Todo conmueve, todo es aflicción, todo muestra una herida y la imposible sutura de un tiempo que es necesario nombrar. Por ello, tal vez la palabra central sea la de un viejo árbol del bosque, un árbol centenario, “árbol primero, árbol eterno, árbol de sabiduria”. El baobab.
Figura excepcional, testigo quieto, se aboca a seguir amando a quienes no entiende, a contar un acontecimiento del que se le escapan los códigos, a señalar el camino de una posible reparación.
Pensador solitario, protector de la selva, de los pájaros y los ríos, símbolo antiguo de la unión entre los hombres y la naturaleza, el baobab cuenta los tiempos felices: “el tiempo en que los hombres hablaban con nosotros, los árboles”; cuenta el despojo cuando “los hombres se transformaron en una armada de hormigas magnan, terribles depredadoras”; cuenta el dolor del presente “África llegó a ser el origen de todo sufrimiento.

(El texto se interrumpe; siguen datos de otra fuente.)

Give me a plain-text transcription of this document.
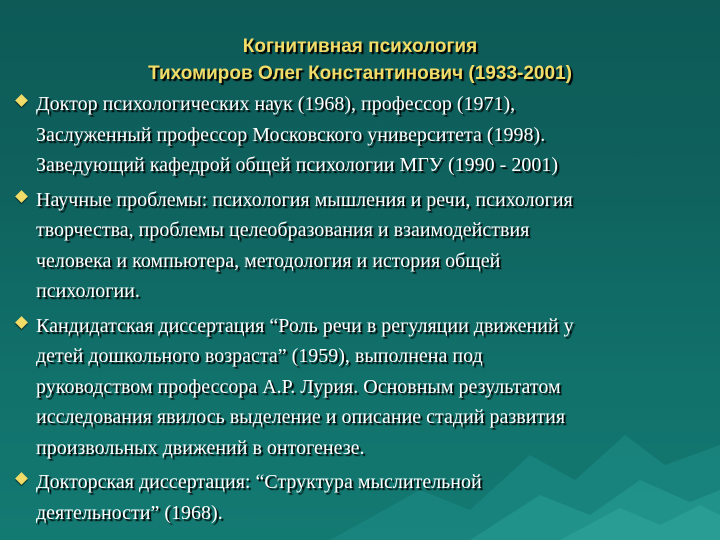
Когнитивная психология
Тихомиров Олег Константинович (1933-2001)
Доктор психологических наук (1968), профессор (1971),
Заслуженный профессор Московского университета (1998).
Заведующий кафедрой общей психологии МГУ (1990 - 2001)
Научные проблемы: психология мышления и речи, психология
творчества, проблемы целеобразования и взаимодействия
человека и компьютера, методология и история общей
психологии.
Кандидатская диссертация “Роль речи в регуляции движений у
детей дошкольного возраста” (1959), выполнена под
руководством профессора А.Р. Лурия. Основным результатом
исследования явилось выделение и описание стадий развития
произвольных движений в онтогенезе.
Докторская диссертация: “Структура мыслительной
деятельности” (1968).
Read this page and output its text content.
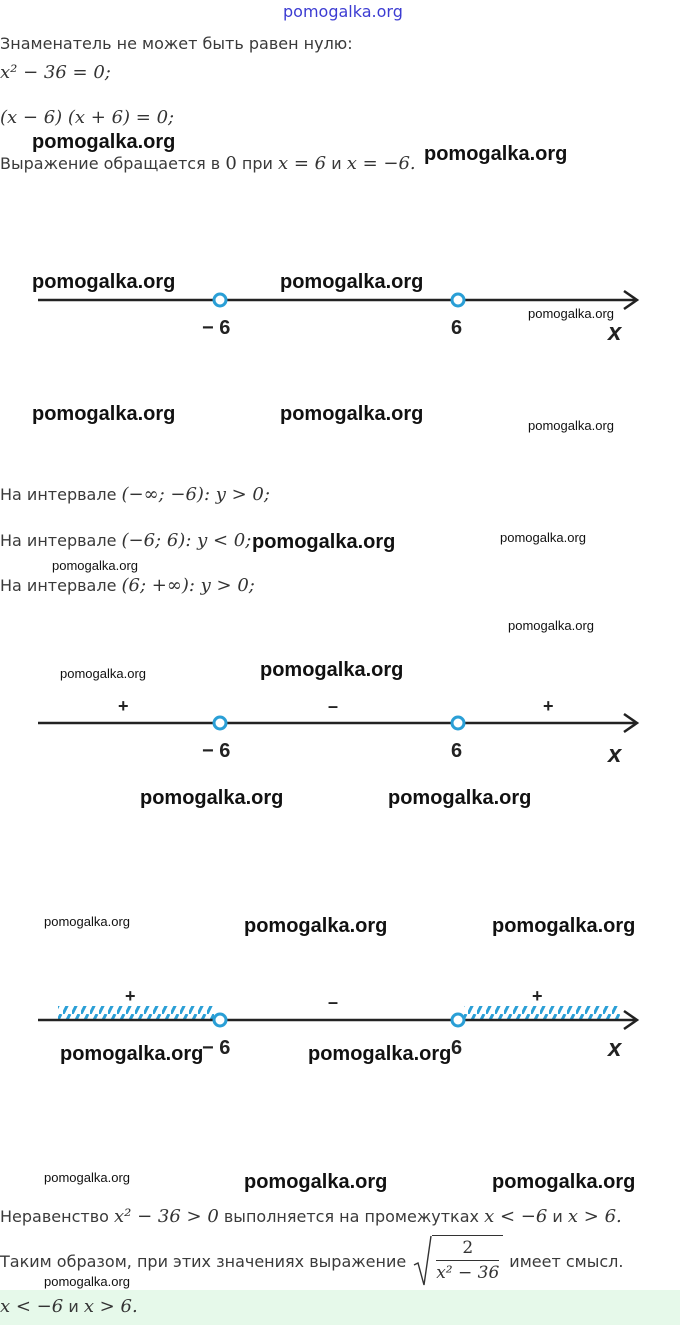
pomogalka.org
Знаменатель не может быть равен нулю:
x² − 36 = 0;
(x − 6) (x + 6) = 0;
Выражение обращается в 0 при x = 6 и x = −6.
− 6	6	x
На интервале (−∞; −6): y > 0;
На интервале (−6; 6): y < 0;
На интервале (6; +∞): y > 0;
+	–	+
− 6	6	x
+	–	+
− 6	6	x
Неравенство x² − 36 > 0 выполняется на промежутках x < −6 и x > 6.
Таким образом, при этих значениях выражение $\frac{2}{\text{x² − 36}}$ имеет смысл.
x < −6 и x > 6.
pomogalka.org
pomogalka.org
pomogalka.org	pomogalka.org
pomogalka.org
pomogalka.org	pomogalka.org
pomogalka.org
pomogalka.org	pomogalka.org
pomogalka.org
pomogalka.org
pomogalka.org
pomogalka.org
pomogalka.org	pomogalka.org
pomogalka.org	pomogalka.org	pomogalka.org
pomogalka.org	pomogalka.org
pomogalka.org	pomogalka.org	pomogalka.org
pomogalka.org
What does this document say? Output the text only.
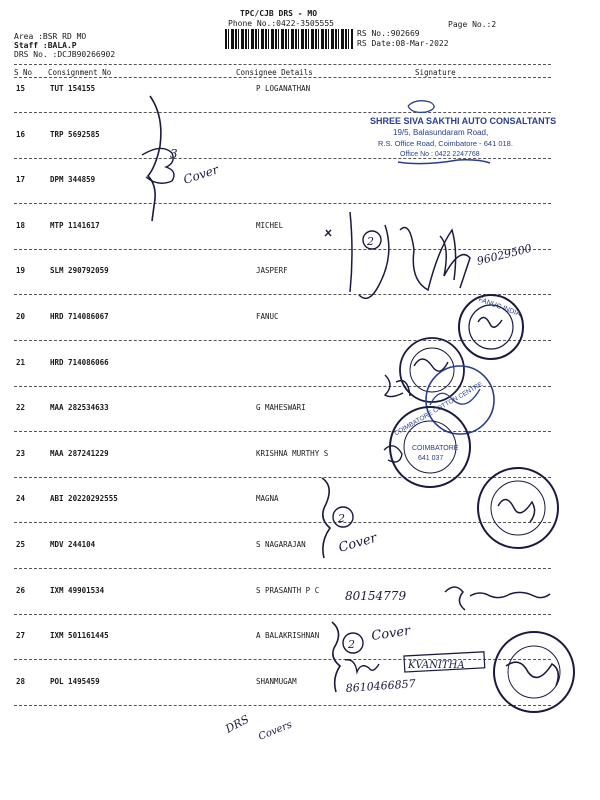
TPC/CJB DRS - MO
Phone No.:0422-3505555	Page No.:2
RS No.:902669
RS Date:08-Mar-2022
Area :BSR RD MO
Staff :BALA.P
DRS No. :DCJB90266902
S No Consignment No	Consignee Details	Signature
15	TUT 154155	P LOGANATHAN
16	TRP 5692585
17	DPM 344859
18	MTP 1141617	MICHEL
19	SLM 290792059	JASPERF
20	HRD 714086067	FANUC
21	HRD 714086066
22	MAA 282534633	G MAHESWARI
23	MAA 287241229	KRISHNA MURTHY S
24	ABI 20220292555	MAGNA
25	MDV 244104	S NAGARAJAN
26	IXM 49901534	S PRASANTH P C
27	IXM 501161445	A BALAKRISHNAN
28	POL 1495459	SHANMUGAM
SHREE SIVA SAKTHI AUTO CONSALTANTS
19/5, Balasundaram Road,
R.S. Office Road, Coimbatore - 641 018.
Office No : 0422 2247768
3
Cover
2
96029500
FANUC INDIA
COIMBATORE COTTON CENTRE
COIMBATORE
641 037
2
Cover
80154779
2
Cover
KVANITHA
8610466857
DRS Covers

El lugar donde se jugaba el destino de la especie humana”.
Sin conocer a los griegos antiguos, el viejo baobab también cree que los dioses han enviado las desgracias a los mortales para que éstos puedan tomar conciencia, y para alentar una esperanza más allá de toda desesperanza, porque “la tierra es una historia que no hemos terminado de contar, una historia de náufragos perdidos en una isla”.
Los reinos de los hombres como dioses de ébano, como narra la novela de Lanvers, han sucumbido al desencuentro entre los seres humanos dominadores y el mundo de los sufridos, los desplazados, los aniquilados. Y lo dicen los relatos, las canciones, las tradiciones orales, la poesía. Contra toda censura, contra toda penumbra, contra todo posible olvido.